We have watched recently Sharp Objects - a great Netflix miniseries. I was wondering if anyone could understand much of it without some knowledge of American small town life, and without living in the US for decades. What one critic described as “honey-coated but often barbed dialogue” is delightfully hard to comprehend. I enjoyed it greatly, but am also wondering how many layers of meaning escaped me because I did not grow up in America, and missed some 30 years of mass culture and everyday banter. I do well in all kinds of professional conversations, but will miss certain nuances when Americans quip over a beer. When I listen to British BBC Radio 4, I don’t get perhaps every fifth joke, just because their context is not as familiar to me.

One of the greatest communication sins is to assume that your interlocutor is the same as you, that his or her cultural contexts are the same. It is easier to avoid when you deal with a foreigner, whose accent screams at you “I am different and may not know what you know.” It is much more difficult to avoid when dealing with a different generation. For example, some older folks who grew up in the 60-s and 70-s will drop an F-bomb in a formal conversation, because that was a signal of liberation from the formality of old institutions, and was a call for solidarity against the oppressive System. Yet today’s 30-something may hear nothing but mucho bullying. Are they too sensitive, too sheltered? No, they just have a different set of cultural references, and it is just too easy to miss. The same goes for regional differences: what is a friendly chat in New York City, will be considered an open conflict in the parts of the Midwest and South.

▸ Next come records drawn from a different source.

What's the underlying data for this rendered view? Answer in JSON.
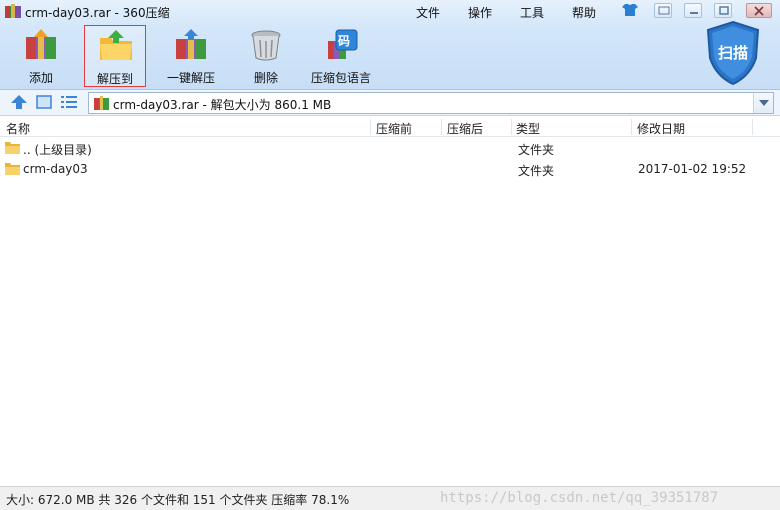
{
  "window": {
    "title": "crm-day03.rar - 360压缩"
  },
  "menu": [
    "文件",
    "操作",
    "工具",
    "帮助"
  ],
  "toolbar": {
    "items": [
      {
        "label": "添加",
        "icon": "add-archive-icon"
      },
      {
        "label": "解压到",
        "icon": "extract-to-icon",
        "selected": true
      },
      {
        "label": "一键解压",
        "icon": "one-click-extract-icon"
      },
      {
        "label": "删除",
        "icon": "trash-icon"
      },
      {
        "label": "压缩包语言",
        "icon": "archive-encoding-icon",
        "badge": "码"
      }
    ],
    "scan_label": "扫描"
  },
  "address": {
    "path": "crm-day03.rar - 解包大小为 860.1 MB"
  },
  "columns": [
    "名称",
    "压缩前",
    "压缩后",
    "类型",
    "修改日期"
  ],
  "rows": [
    {
      "name": ".. (上级目录)",
      "type": "文件夹",
      "date": ""
    },
    {
      "name": "crm-day03",
      "type": "文件夹",
      "date": "2017-01-02 19:52"
    }
  ],
  "status": {
    "text": "大小: 672.0 MB 共 326 个文件和 151 个文件夹 压缩率 78.1%",
    "watermark": "https://blog.csdn.net/qq_39351787"
  },
  "colors": {
    "accent": "#2a7fd4",
    "toolbar_bg": "#d4e7fa",
    "selection_border": "#e23c3c"
  }
}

It would probably be best if we learned to treat everyone as a foreigner who may have learned our language, but will never be exactly the same as us. What we sometimes think are “wrong” reactions may speak not as much of moral deficiency, as a subtle cultural difference. Multiculturalism is easy when the other is very different. It become incrementally hard as the degree of difference diminishes. Intimacy is greatly overrated and sometimes trumps respect. It is hard to be generous and hospitable to thy neighbor, hence… but you get the reference.